À l’occasion de la Journée mondiale de la liberté de la presse du 3 mai 2026, l’opposant en exil Cellou Dalein Diallo a publié une déclaration dans laquelle il dénonce la dégradation continue de la liberté de la presse en Guinée. S’appuyant sur le classement 2026 de Reporters Sans Frontières, il cite des cas précis d’intimidations, de suspensions et de disparitions, dont celle du père du journaliste Babila Keïta.

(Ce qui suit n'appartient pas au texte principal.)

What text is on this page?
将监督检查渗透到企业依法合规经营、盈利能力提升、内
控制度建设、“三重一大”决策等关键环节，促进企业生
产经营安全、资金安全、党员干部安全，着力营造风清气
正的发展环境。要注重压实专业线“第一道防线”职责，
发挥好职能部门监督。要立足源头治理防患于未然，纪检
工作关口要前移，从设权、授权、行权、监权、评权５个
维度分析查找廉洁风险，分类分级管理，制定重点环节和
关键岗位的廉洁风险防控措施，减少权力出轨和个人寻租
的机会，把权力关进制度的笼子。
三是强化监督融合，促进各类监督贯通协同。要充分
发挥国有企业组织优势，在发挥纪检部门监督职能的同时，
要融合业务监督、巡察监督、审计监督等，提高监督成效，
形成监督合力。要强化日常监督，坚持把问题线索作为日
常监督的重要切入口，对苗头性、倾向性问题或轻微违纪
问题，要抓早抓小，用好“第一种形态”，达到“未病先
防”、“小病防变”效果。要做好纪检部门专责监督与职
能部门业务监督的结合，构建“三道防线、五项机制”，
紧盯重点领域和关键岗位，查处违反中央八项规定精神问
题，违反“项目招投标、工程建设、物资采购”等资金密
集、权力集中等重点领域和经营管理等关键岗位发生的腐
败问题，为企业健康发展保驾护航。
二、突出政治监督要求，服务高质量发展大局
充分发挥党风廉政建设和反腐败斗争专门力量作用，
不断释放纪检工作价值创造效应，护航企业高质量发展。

Les chiffres parlent d’abord. Puis viennent les noms. Dans une déclaration publiée ce dimanche 3 mai 2026 à l’occasion de la Journée mondiale de la liberté de la presse, Cellou Dalein Diallo, président de l’UFDG en exil depuis 2021, a dressé un tableau sévère de la situation des médias en Guinée, en s’appuyant sur les données du classement annuel de Reporters Sans Frontières.
Une chute continue dans le classement mondial
L’opposant cite des chiffres précis pour étayer son propos. Selon le classement RSF 2026, la Guinée est passée du 78ème rang en 2024 au 103ème rang en 2025, puis au 111ème rang en 2026. Une dégringolade de 33 places en deux ans, que Cellou Dalein Diallo attribue à « une multiplication des atteintes à la liberté d’informer : censures arbitraires, brouillage de signaux, restrictions d’accès à des sites d’information indépendants et pressions constantes sur les professionnels des médias».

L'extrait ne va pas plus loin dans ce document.